As a coder, my role has now changed substantially. I am no anymore the rules master. Instead, my efforts are now centered on programming a computational agent capable of developing such rules. In other words, I am now the teacher of an intelligent computer agent who, in principle, can make decisions independently. But now, in addition to coding, I also need to dig deeper into the mathematical intricacies of the various ML algorithms I can deploy and master data analytics and statistical analysis. The decision to release the ML model for public use is made by humans and, in principle, depends on its statistical accuracy. Not that anyone is independently checking, so finding pretty inaccurate ML models deployed in private and public entities should not be surprising.
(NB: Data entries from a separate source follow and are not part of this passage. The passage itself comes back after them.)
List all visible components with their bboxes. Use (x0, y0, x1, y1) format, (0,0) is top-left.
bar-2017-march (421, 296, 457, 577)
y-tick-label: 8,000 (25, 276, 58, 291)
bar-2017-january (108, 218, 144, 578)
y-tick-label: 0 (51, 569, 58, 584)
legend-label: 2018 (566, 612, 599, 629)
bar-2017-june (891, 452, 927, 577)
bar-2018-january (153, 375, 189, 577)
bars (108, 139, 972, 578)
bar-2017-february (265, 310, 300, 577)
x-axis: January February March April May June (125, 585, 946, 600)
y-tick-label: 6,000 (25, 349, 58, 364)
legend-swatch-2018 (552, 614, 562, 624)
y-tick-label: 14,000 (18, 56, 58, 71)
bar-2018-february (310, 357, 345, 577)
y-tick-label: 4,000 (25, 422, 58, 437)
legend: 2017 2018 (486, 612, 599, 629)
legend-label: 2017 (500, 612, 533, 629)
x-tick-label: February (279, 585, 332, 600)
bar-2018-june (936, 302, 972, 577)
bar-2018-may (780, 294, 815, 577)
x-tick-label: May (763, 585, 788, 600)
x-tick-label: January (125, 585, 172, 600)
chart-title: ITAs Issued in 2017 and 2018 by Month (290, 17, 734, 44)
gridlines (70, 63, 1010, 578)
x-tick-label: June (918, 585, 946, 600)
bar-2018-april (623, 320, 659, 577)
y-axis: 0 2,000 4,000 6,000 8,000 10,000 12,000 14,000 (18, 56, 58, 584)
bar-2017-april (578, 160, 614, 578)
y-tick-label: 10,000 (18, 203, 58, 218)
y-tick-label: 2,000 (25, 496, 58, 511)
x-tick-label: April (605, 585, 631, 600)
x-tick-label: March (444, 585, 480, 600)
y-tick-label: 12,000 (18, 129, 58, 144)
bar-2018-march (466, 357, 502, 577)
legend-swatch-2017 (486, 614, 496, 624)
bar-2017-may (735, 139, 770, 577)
In this light, I must conclude that programming has dramatically changed since I wrote my first straightforward piece of code. Moreover, the re-emergence of ML in the last decade or so has propelled such a transformation that is still ongoing.
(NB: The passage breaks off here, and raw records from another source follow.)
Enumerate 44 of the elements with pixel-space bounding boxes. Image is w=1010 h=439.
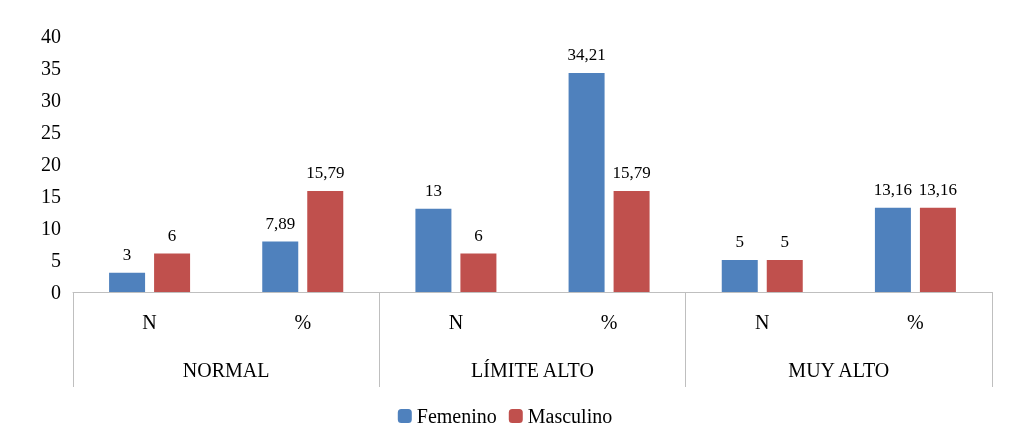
y-tick-label: 30 [41, 89, 61, 111]
bar [415, 208, 452, 292]
data-label: 15,79 [612, 162, 651, 182]
data-label: 13,16 [918, 179, 958, 199]
legend-label: Femenino [416, 405, 497, 427]
bar [766, 260, 803, 292]
y-tick-label: 15 [41, 185, 61, 207]
y-tick-label: 20 [41, 153, 61, 175]
data-label: 13 [424, 180, 442, 200]
bar [307, 190, 344, 292]
bar [154, 253, 191, 292]
data-label: 7,89 [265, 213, 296, 233]
y-tick-label: 10 [41, 217, 61, 239]
legend-label: Masculino [527, 405, 613, 427]
bar [721, 260, 758, 292]
bar [460, 253, 497, 292]
data-label: 15,79 [306, 162, 345, 182]
bar [109, 272, 146, 292]
data-label: 6 [167, 225, 177, 245]
x-tick-label: N [755, 311, 770, 333]
data-label: 34,21 [567, 45, 606, 65]
bar [262, 241, 299, 292]
bar [568, 73, 605, 292]
data-label: 13,16 [873, 179, 913, 199]
data-label: 3 [122, 244, 132, 264]
y-tick-label: 25 [41, 121, 61, 143]
y-tick-label: 5 [51, 249, 61, 271]
bar [613, 190, 650, 292]
x-tick-label: N [448, 311, 464, 333]
text: MUY ALTO [788, 359, 890, 381]
y-tick-label: 0 [51, 281, 61, 303]
bar [874, 207, 911, 292]
x-tick-label: % [907, 311, 924, 333]
x-tick-label: % [294, 311, 312, 333]
y-tick-label: 40 [41, 25, 61, 47]
data-label: 5 [780, 232, 789, 251]
data-label: 6 [474, 225, 483, 245]
data-label: 5 [735, 232, 744, 251]
x-tick-label: % [600, 311, 618, 333]
text: NORMAL [182, 359, 270, 381]
text: LÍMITE ALTO [471, 359, 594, 381]
x-tick-label: N [142, 311, 157, 333]
bar [919, 207, 956, 292]
y-tick-label: 35 [41, 57, 61, 79]
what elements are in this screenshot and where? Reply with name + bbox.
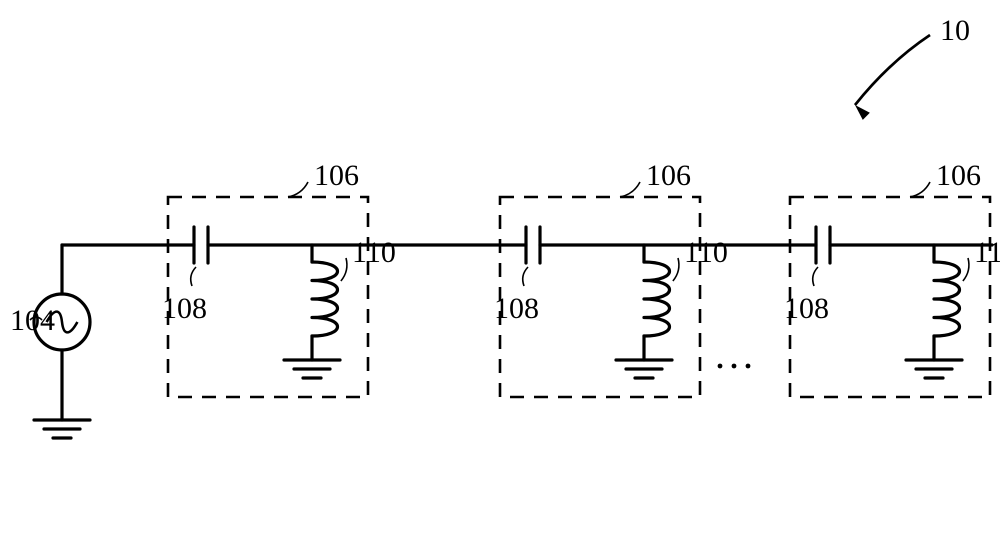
label-110: 110	[974, 236, 1000, 269]
label-106: 106	[936, 159, 981, 192]
label-106: 106	[314, 159, 359, 192]
label-110: 110	[684, 236, 728, 269]
circuit-diagram: 10 104 106 108 110 106 108 110 106 108 110	[0, 0, 1000, 533]
label-104: 104	[10, 304, 55, 337]
label-106: 106	[646, 159, 691, 192]
label-108: 108	[162, 292, 207, 325]
ref-label-10: 10	[940, 14, 970, 47]
ellipsis-dot	[732, 364, 737, 369]
label-108: 108	[494, 292, 539, 325]
ellipsis-dot	[746, 364, 751, 369]
label-110: 110	[352, 236, 396, 269]
ellipsis-dot	[718, 364, 723, 369]
ref-arrow	[855, 35, 930, 105]
label-108: 108	[784, 292, 829, 325]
ChatGPT has taken the world by storm. It has already set the record as having the fastest user base in history – 100 million users in just two months and counting. It can translate, summarize, manage Q&A sessions and write on our behalf. Almost like a good old expert system but more intelligent and universal. Some argue the technology is the prelude to AGI, Artificial General Intelligence. Others call it a general-purpose technology that can be deployed anywhere and everywhere. In all cases, ChatGPT and competitors will bring even more dramatic changes to computer programming.
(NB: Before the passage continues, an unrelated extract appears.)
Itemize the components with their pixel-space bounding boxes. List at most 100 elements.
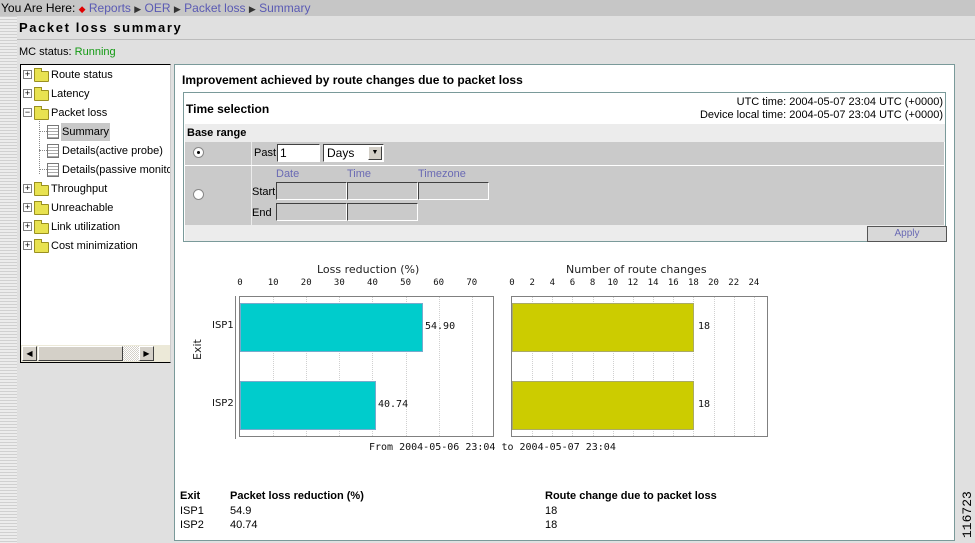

The ML model behind ChatGPT and Friends is called Transformers, paradoxically created by Google Brain in 2017. I guess Google fell asleep at the wheel. If you want to understand transformers, look at this paper, for example. Knowing any programming language, Python included, will not help you much in mastering such a model. But of course, we do not need to fully understand transformers to write code to support their development and implementation. But then again, my role as a coder is not the traditional one. In fact, I am coding an agent that can code itself and yield the expected outputs. It is not out of the question that, in the near future, we can have computational agents also doing most of that work.
Does this mean that programming will disappear in the next few years? Although I am not great at making predictions, I would argue that coding will still be around, albeit having a very different kind of life. First, traditional programming will still be around for a time but will be pushed to the fringes. Something similar happened with Vynil when the “CD revolution” took over the recording industry. However, Vynil is making a comeback while online music subscriptions are leading the field. However, I do not think old programming will be able to make a Vynil comeback. Second, programming will become a more sophisticated field demanding a combination of different advanced skills in addition to coding. More so if ML algorithms continue to become more complex. Third, programming will become a more stratified field, with those working in leading-edge companies and Big Tech reaping the most of the benefits. At the same time, tasks ML cannot directly do will be undertaken by humans, who will even see lower rewards per task completed. Fourth, hacking and hackers will become more scarce as the skills needed to hack into ML platforms will increase in complexity. Old hackers will have to transition or move to a different field of work. In any event, hackers will not be the change agents of the digital world, as suggested by some academics.
Finally, I do not know if any of the above will happen. But I am absolutely sure my days as a programmer are long gone. No comeback is possible.